Die Schweizer Energiepolitik führt in die Irre, weil sie von falschen Voraussetzungen und naiven Machbarkeitsideen ausgeht. Die gröbsten Fehlannahmen müssten dringend korrigiert werden, damit uns der Strom nicht ausgeht:

Irrtum Nummer eins: Die Schweiz kann temporäre Stromversorgungs-Lücken im Zuge der Energiewende mit Importen decken

Wegen der Energiewende in Deutschland, des Krieges in der Ukraine und der Überalterung der französischen Atomkraftwerke macht sich auch in den traditionellen Stromlieferländern der Schweiz ein Mangel an elektrischer Energie breit. Die Reduktion der Gaslieferungen aus Russland in die EU werden die Energieknappheit zusätzlich verschärfen, und diese Ausfälle können nur bruchteilig mit Flüssiggas-Lieferungen aus den USA oder aus Katar kompensiert werden. Es fehlt an notwendigen Entlade-Infrastrukturen. Instabilitäten im Netz und Stromversorgungs-Lücken werden in der Schweiz deshalb kaum zu vermeiden sein.

Irrtum Nummer zwei: Der Aufbau alternativer Energien geht zügig voran. Deshalb können Atomkraftwerke schon bald stillgelegt werden

Der Aufbau alternativer Energie-Erzeugungs-Anlagen geht zu schleppend voran. Nach wie vor sind die administrativen Umtriebe gross und langwierig. Selbst der Ausbau der Wasserkraft wird von Umweltverbänden, in denen viele links-grüne Bundesparlamentarier Einsitz haben, blockiert. Die Effizienz von Solar- und Windkraftanlagen ist in der Schweiz geringer als in Küsten- und sonnenreichen Ländern. Es fehlt an Fachkräften und notwendigen Steuerungsanlagen zur Koordination der Vielzahl neuer kleiner Solarstromlieferanten.
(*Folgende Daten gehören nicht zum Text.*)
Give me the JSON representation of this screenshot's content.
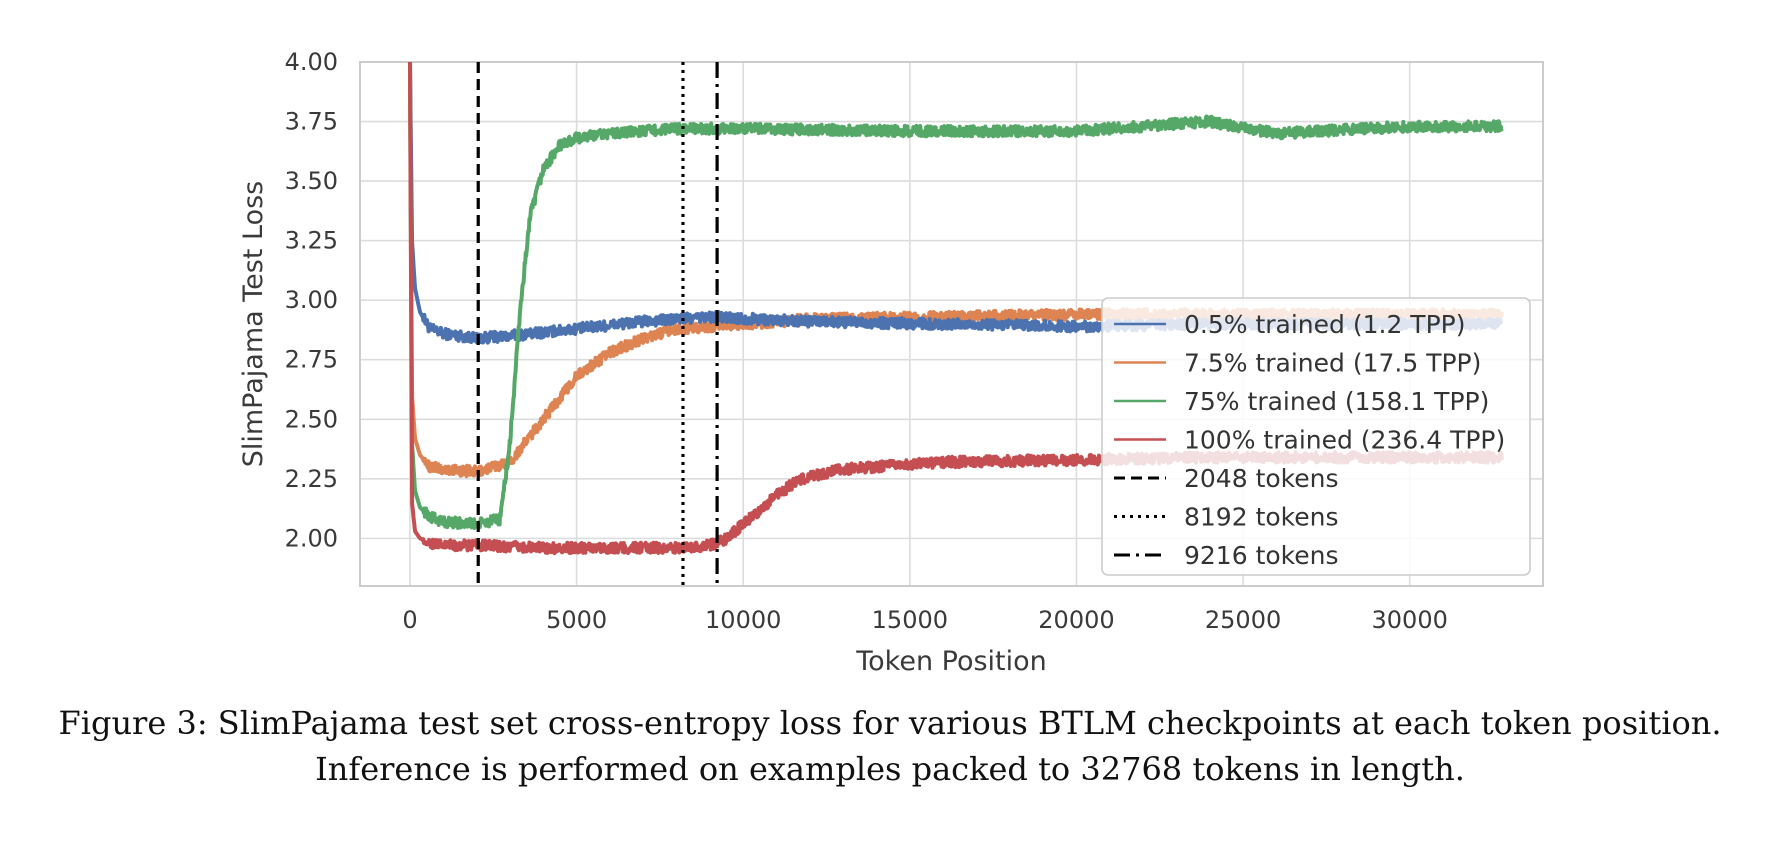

Während der letzten zehn Jahre blieb der Stromverbrauch dank Sparmassnahmen weitgehend konstant. Das Bevölkerungswachstum, der Umstieg auf E-Mobile und Wärmepumpen führt nun aber zu einer jährlichen Mehrnachfrage nach Strom. Der Neuzugang an alternativer Stromproduktion wird wohl nicht einmal dazu ausreichen, das Nachfragewachstum zu decken.

Irrtum Nummer drei: Es können jederzeit in beliebigem Ausmass Solarpaneele und Bestandteile der Windkraftanlagen importiert werden. Zudem sinken deren Preise Jahr für Jahr. Auch Elektroautos werden billiger, was den Umstieg erleichtert

Auch China verfügt nur über beschränkte Produktions-Kapazitäten, und die Rohstoffpreise sind massiv angestiegen. Kommt hinzu, dass die Schweiz nicht das einzige Land ist, das mehr Solarpaneele importieren will. Die Produktivitäts-Steigerungen der Solarpaneele flachen ab. Selbst Tesla muss seine Preise für E-Autos erhöhen, denn die Rohstoffe insbesondere für Batterien werden knapp. Die Erschliessung neuer Lithium-, Nickel- oder Kobalt-Minen sind wegen Umweltbedenken der Regierungen blockiert.

Irrtum Nummer vier: Neue Technologien werden die Speicher- und Stromproduktionsprobleme lösen

Neue Speicher-Technologien sind nicht rechtzeitig erhältlich. Die Batteriepreise steigen infolge massiver Preissteigerungen von Lithium und Nickel erstmals wieder. Mini-Kernkraftwerke sind noch nicht marktreif, und die Brennstäbe werden fast ausschliesslich in Russland fabriziert. Wasserstoff und ähnliche Technologien zum Ersatz fossiler Treibstoffe erscheinen praktikabel, erfordern aber ebenfalls elektrische Energie und hohe Infrastruktur-Investitionen. Ausschliesslich auf neue Technologien zu setzen, ist riskant, denn wenn sie nicht zeitgerecht marktreif oder zu kostspielig sind, werden weitere Versorgungslücken auftreten.